Lineberger Comprehensive Cancer Center, University of North Carolina at Chapel Hill, Chapel Hill, NC 27599, USA.
Mol Cell. 2021 Dec 2;81(23):4924-4941.e10. doi: 10.1016/j.molcel.2021.10.013. Epub 2021 Nov 4.
Deconvolution of regulatory mechanisms that drive transcriptional programs in cancer cells is key to understanding tumor biology. Herein, we present matched transcriptome (scRNA-seq) and chromatin accessibility (scATAC-seq) profiles at single-cell resolution from human ovarian and endometrial tumors processed immediately following surgical resection. This dataset reveals the complex cellular heterogeneity of these tumors and enabled us to quantitatively link variation in chromatin accessibility to gene expression. We show that malignant cells acquire previously unannotated regulatory elements to drive hallmark cancer pathways. Moreover, malignant cells from within the same patients show substantial variation in chromatin accessibility linked to transcriptional output, highlighting the importance of intratumoral heterogeneity. Finally, we infer the malignant cell type-specific activity of transcription factors. By defining the regulatory logic of cancer cells, this work reveals an important reliance on oncogenic regulatory elements and highlights the ability of matched scRNA-seq/scATAC-seq to uncover clinically relevant mechanisms of tumorigenesis in gynecologic cancers.

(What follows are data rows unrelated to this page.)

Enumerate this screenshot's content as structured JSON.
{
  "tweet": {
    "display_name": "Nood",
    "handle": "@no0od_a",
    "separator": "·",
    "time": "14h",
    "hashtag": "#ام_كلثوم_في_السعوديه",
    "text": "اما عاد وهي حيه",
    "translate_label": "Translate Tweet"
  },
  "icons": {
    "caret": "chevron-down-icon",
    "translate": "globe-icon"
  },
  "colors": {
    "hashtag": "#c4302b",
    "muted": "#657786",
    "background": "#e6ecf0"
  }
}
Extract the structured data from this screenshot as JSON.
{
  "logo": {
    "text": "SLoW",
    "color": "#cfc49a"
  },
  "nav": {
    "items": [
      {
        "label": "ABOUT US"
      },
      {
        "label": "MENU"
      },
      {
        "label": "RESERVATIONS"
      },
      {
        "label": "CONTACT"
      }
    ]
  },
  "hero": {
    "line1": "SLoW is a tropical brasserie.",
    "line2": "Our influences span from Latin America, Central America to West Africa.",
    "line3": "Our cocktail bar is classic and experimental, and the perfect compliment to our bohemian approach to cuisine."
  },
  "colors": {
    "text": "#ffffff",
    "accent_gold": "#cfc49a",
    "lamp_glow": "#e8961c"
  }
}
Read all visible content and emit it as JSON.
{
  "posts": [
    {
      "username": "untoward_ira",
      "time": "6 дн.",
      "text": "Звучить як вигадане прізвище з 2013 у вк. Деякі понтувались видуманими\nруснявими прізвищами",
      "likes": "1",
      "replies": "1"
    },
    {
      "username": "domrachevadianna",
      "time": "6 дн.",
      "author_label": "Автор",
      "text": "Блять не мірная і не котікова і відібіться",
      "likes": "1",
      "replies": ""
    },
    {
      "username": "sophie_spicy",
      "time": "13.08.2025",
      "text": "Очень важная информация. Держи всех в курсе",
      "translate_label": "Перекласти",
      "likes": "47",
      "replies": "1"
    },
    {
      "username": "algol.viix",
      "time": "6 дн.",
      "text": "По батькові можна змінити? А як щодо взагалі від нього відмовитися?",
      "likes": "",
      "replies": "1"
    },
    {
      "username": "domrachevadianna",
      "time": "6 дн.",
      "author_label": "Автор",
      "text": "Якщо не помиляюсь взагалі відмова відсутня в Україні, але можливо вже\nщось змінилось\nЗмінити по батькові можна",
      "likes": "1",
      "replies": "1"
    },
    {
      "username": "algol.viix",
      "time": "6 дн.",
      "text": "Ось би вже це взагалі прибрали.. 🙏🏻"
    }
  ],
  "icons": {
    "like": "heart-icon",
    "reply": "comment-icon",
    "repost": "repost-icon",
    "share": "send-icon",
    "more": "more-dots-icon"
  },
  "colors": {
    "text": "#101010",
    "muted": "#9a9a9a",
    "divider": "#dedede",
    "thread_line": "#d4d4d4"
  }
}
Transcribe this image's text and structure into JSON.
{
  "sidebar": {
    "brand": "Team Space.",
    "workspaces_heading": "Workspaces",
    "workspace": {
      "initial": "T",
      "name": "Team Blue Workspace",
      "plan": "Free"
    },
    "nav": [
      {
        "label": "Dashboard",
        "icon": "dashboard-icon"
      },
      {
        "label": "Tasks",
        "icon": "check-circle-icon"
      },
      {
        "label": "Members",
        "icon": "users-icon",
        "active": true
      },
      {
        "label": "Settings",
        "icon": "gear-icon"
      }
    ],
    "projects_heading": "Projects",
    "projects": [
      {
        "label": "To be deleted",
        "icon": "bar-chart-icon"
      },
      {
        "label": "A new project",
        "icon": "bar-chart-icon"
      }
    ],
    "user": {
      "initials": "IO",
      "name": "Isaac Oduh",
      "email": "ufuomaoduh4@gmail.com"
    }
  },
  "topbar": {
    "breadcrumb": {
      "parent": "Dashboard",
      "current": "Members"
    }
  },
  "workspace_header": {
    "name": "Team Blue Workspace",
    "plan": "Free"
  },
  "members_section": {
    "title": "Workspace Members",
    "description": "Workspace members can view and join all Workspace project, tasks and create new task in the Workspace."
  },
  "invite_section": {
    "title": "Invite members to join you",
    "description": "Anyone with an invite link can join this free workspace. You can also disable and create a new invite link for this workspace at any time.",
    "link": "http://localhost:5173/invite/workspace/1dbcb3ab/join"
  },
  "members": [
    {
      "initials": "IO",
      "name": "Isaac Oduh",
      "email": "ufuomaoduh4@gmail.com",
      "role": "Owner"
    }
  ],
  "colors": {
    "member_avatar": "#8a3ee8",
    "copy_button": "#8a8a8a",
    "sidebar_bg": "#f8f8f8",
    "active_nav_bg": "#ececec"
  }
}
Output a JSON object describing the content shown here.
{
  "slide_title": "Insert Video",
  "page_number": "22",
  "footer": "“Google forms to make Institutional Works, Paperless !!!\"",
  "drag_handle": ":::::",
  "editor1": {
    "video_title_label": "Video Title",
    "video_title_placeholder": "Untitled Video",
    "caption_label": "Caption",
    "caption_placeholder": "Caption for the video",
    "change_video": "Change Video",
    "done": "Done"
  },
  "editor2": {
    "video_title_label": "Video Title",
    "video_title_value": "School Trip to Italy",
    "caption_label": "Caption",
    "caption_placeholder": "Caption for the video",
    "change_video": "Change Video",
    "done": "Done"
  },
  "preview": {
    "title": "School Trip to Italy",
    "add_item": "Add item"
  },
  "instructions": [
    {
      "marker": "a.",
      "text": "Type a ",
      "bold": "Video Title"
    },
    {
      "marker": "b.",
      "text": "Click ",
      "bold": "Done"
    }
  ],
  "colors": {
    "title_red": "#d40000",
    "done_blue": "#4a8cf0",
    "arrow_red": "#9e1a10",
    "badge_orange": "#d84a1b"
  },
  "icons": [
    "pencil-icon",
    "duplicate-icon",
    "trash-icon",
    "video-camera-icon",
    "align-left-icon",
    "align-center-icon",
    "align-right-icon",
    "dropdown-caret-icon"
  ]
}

解析驱动癌细胞中转录程序的调控机制是理解肿瘤生物学的关键。在此,我们呈现了在人卵巢和子宫内膜肿瘤中,从即刻手术切除后处理的单细胞分辨率获得的匹配转录组(scRNA-seq)和染色质可及性(scATAC-seq)图谱。该数据集揭示了这些肿瘤的复杂细胞异质性,并使我们能够定量地将染色质可及性的变化与基因表达联系起来。我们表明,恶性细胞获得了以前未注释的调控元件,以驱动标志性的癌症途径。此外,来自同一患者的恶性细胞显示出与转录输出相关的染色质可及性的显著差异,突出了肿瘤内异质性的重要性。最后,我们推断了转录因子的恶性细胞类型特异性活性。通过定义癌细胞的调控逻辑,这项工作揭示了对致癌调控元件的重要依赖,并强调了匹配的 scRNA-seq/scATAC-seq 揭示妇科癌症中与肿瘤发生相关的临床相关机制的能力。